Restaurants unter Druck: Kommt die Rechnung bald vor dem Essen?

Stand: 24.01.2025 05:00 Uhr

Wenn Gäste reservieren, dann aber ohne Absage nicht kommen, stehen Restaurants häufig vor Schwierigkeiten. Solche No-Shows nehmen zu. Als Gegenmaßnahme wird das Thema Vorkasse diskutiert.

von Daniela Tabarelli

An diesem Abend sind es zwei Gäste, die im Restaurant von Kay Pellegrini in Kisdorf (Kreis Segeberg) reserviert haben, dann aber nicht kommen - einer davon, ohne abzusagen. Was im kleinen Rahmen nicht ungewöhnlich ist, nimmt bei ihm seit mehreren Monaten deutlich größere Dimensionen an. Zum Sonntagsbrunch kamen zuletzt beispielsweise nur knapp 100 von 150 angemeldeten Gästen. "Es ist schwierig, da wir immer frisch einkaufen und zubereiten. Wenn dann auf einmal 30 Prozent weniger Gäste da sind, ist es tatsächlich so, dass wir überlegen, ob wir [Lebensmittel] entsorgen müssen", sagt Pellegrini.

Ein Mann steht hinter einem Tresen in einem Restaurant. © NDR
Kay Pellegrini hat in seinem Restaurant in Kisdorf mit No-Shows zu kämpfen.

Auch die Personalplanung wird dadurch erschwert. Laut Pellegrini kommt es in den vergangenen Monaten immer häufiger vor, dass deutlich weniger Gäste kommen als angekündigt. Teilweise sagen sie ab, in vielen Fällen handelt es sich jedoch auch um sogenannte No-Shows, sprich: Gäste reservieren, kommen dann aber ohne Absage einfach nicht.

Mehr No-Shows in Schleswig-Holstein

Damit ist der Kisdorfer Gastronom nicht allein. Der Hotel- und Gaststättenverband Dehoga beobachtet in Schleswig-Holstein eine Zunahme des Phänomens. Konkrete Zahlen gibt es nicht, da diese nicht statistisch erhoben werden. Gastronomen berichten jedoch von spürbaren Effekten wie Umsatzeinbußen, da Tische nicht immer nachbesetzt werden können. "Das ist wirklich ein aktuelles Thema bei uns in der Branche. Leider hat sich das eingeschlichen in den vergangenen zwei, drei Jahren, dass Tische bestellt werden, aber dann die Leute nicht kommen und das finde ich sehr schade", sagt Lutz Frank, Dehoga-Vizepräsident in Schleswig-Holstein und Vorsitzender der Fachgruppe Gastronomie.
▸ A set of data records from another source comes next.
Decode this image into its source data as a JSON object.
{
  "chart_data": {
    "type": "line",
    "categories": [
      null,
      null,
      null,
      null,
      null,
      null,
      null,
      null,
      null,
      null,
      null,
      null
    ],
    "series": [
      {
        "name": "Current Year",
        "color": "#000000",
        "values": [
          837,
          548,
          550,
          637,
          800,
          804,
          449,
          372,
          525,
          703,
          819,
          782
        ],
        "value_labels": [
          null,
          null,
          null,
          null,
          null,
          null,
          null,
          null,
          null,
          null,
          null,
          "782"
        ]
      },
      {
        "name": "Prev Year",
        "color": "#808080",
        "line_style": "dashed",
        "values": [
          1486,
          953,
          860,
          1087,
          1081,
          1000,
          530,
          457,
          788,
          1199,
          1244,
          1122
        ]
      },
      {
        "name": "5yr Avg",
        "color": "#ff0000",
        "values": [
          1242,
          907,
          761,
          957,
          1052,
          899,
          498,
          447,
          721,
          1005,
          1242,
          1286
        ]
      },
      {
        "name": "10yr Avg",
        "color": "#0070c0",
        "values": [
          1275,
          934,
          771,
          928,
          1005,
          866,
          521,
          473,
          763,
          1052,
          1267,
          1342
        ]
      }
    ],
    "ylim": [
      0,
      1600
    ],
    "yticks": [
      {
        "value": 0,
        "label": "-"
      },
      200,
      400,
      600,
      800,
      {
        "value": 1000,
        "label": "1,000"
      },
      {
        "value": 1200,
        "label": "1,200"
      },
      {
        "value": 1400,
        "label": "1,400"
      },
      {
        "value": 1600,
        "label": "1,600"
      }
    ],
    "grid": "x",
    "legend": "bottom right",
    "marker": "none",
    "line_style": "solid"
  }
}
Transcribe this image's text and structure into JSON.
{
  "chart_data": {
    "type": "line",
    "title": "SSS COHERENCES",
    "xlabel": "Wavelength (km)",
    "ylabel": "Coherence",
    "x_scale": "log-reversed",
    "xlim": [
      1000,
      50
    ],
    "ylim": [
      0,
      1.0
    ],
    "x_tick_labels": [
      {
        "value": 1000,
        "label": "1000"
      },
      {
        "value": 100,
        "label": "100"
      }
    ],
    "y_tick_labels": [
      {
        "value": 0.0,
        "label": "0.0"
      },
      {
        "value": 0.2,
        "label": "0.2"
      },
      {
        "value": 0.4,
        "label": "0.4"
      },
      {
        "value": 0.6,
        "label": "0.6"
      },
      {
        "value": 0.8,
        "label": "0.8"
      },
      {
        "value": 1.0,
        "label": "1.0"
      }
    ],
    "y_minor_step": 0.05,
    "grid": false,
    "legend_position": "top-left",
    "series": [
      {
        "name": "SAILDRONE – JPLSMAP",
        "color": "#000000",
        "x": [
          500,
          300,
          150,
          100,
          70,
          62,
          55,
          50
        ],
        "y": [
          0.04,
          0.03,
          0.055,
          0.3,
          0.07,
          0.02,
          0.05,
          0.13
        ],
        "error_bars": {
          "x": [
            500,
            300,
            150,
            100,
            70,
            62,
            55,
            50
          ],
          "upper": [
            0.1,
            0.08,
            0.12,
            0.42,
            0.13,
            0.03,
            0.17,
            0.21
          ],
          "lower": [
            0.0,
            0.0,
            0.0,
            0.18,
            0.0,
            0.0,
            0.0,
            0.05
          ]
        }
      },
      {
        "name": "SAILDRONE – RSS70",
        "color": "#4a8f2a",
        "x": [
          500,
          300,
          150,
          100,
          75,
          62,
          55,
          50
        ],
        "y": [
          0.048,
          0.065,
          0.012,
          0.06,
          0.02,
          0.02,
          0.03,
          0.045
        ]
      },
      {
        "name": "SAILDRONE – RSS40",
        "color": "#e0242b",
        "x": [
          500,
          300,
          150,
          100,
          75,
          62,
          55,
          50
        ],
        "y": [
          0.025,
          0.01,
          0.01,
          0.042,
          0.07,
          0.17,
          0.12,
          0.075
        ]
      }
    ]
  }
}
Folgen habe das vor allem für kleinere Restaurants, bei denen bereits ein oder zwei Tische, die an einem Abend nicht besetzt werden, zu wirtschaftlichen Verlusten führen.

Vor dem Restaurantbesuch bereits bezahlen?

Um Umsatzeinbußen zu vermeiden, überlegen erste Restaurants in Schleswig-Holstein, auch im á-la-carte-Betrieb Vorkasse einzuführen, wie es bei Hochzeiten oder anderen größeren Feiern bereits vielerorts üblich ist. Möglich wäre das beispielsweise über eine Anzahlung, die dann mit der Restaurantrechnung verrechnet wird. Für Kay Pellegrini ist Vorkasse an den Feiertagen oder beim Sonntagsbrunch eine Option, mit der er sich aktuell befasst. Jedoch sei es eigentlich etwas, das er vermeiden wolle, fügt er hinzu.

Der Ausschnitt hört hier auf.